De volken zullen God loven
1 Een psalm, een lied, voor de koorleider, bij snarenspel.

2 God zij ons genadig en zegene ons;
Hij doe Zijn aangezicht over ons lichten. Sela
3 Dan zal men op de aarde Uw weg kennen,
onder alle heidenvolken Uw heil.
4 De volken zullen U, o God, loven;
de volken zullen U loven, zij allen.

5 De natiën zullen zich verblijden en juichen,
omdat U de volken rechtvaardig zult oordelen;
de natiën op de aarde zult U leiden. Sela
6 De volken zullen U, o God, loven;
de volken zullen U loven, zij allen.

7 De aarde heeft haar opbrengst gegeven;
God, onze God, zegent ons.
8 God zegent ons
en alle einden der aarde zullen Hem vrezen.

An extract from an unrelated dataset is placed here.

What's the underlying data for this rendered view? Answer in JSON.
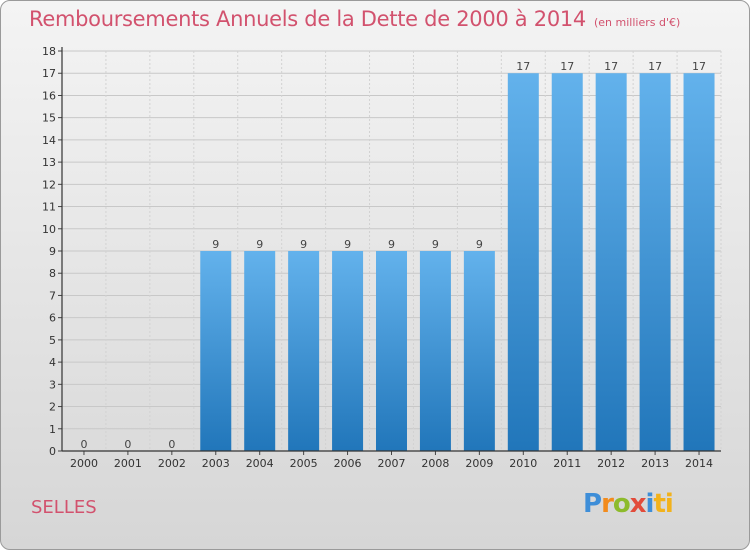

De gemeynte bidt met vertrouwen, dat Godts rijck in Christo onder de heydenen uytgebreyt, ende met allen geestelicken ende lichamelicken segen moge worden begenadicht.
1 EEn Psalm, een Liedt: voor den Opper-sang-meester, op Neginoth.

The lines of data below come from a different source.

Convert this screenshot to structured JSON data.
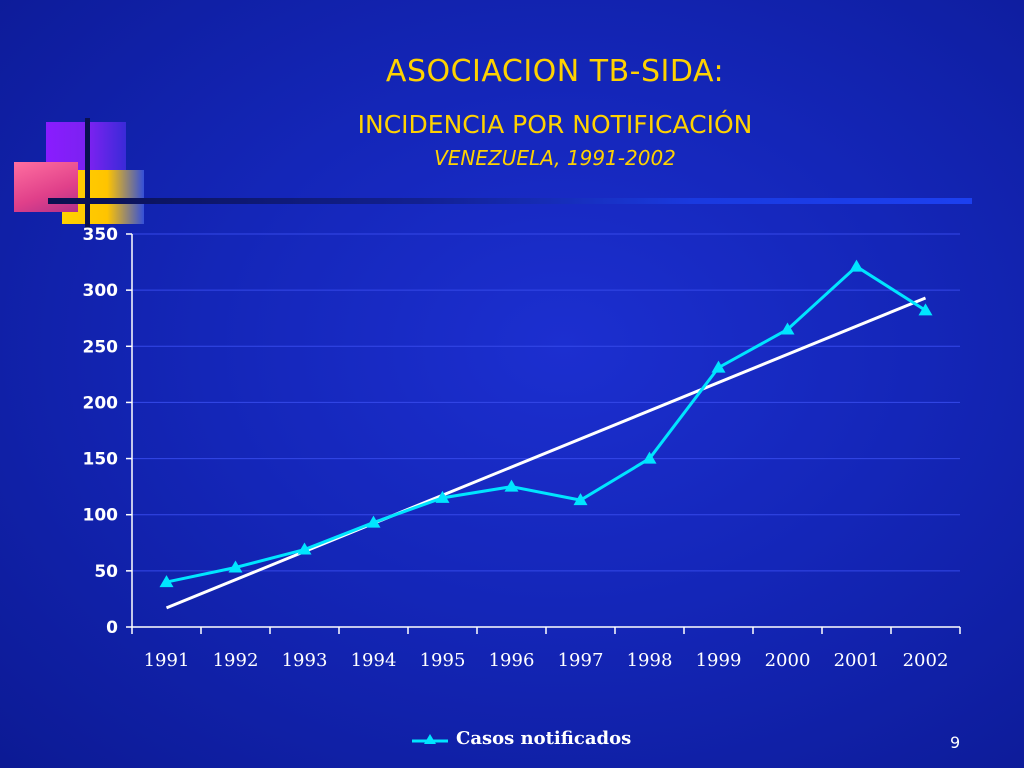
{
  "slide": {
    "title": "ASOCIACION TB-SIDA:",
    "subtitle": "INCIDENCIA POR NOTIFICACIÓN",
    "subtitle2": "VENEZUELA,  1991-2002",
    "page_number": "9"
  },
  "colors": {
    "background": "#1426b8",
    "title": "#ffd200",
    "series": "#00e5ff",
    "trendline": "#ffffff"
  },
  "chart_data": {
    "type": "line",
    "categories": [
      "1991",
      "1992",
      "1993",
      "1994",
      "1995",
      "1996",
      "1997",
      "1998",
      "1999",
      "2000",
      "2001",
      "2002"
    ],
    "series": [
      {
        "name": "Casos notificados",
        "marker": "triangle",
        "values": [
          40,
          53,
          69,
          93,
          115,
          125,
          113,
          150,
          231,
          265,
          321,
          282
        ]
      }
    ],
    "trendline": {
      "type": "linear",
      "start": 17,
      "end": 293
    },
    "ylim": [
      0,
      350
    ],
    "yticks": [
      0,
      50,
      100,
      150,
      200,
      250,
      300,
      350
    ],
    "grid": true,
    "legend": "bottom"
  }
}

2 Godt zy ons genadich, ende segene ons: hy doe sijn aenschijn aen ons lichten, Sela!
3 Op datmen op der aerden uwen wech kenne; onder alle heydenen u heyl.
4 De volcken sullen u, o Godt, loven: de volcken, altemael, sullen u loven.
5 De natien sullen haer verblijden, ende juychen, om dat ghy de volcken sult richten [in] rechtmaticheyt: ende de natien op der aerden, die sult ghy leyden, Sela!
6 De volcken sullen u, ô Godt, loven: de volcken, altemael, sullen u loven.
7 De aerde geeft haer gewas: Godt, onse Godt, sal ons segenen.
8 Godt sal ons segenen: ende alle eynden der aerde sullen hem vreesen.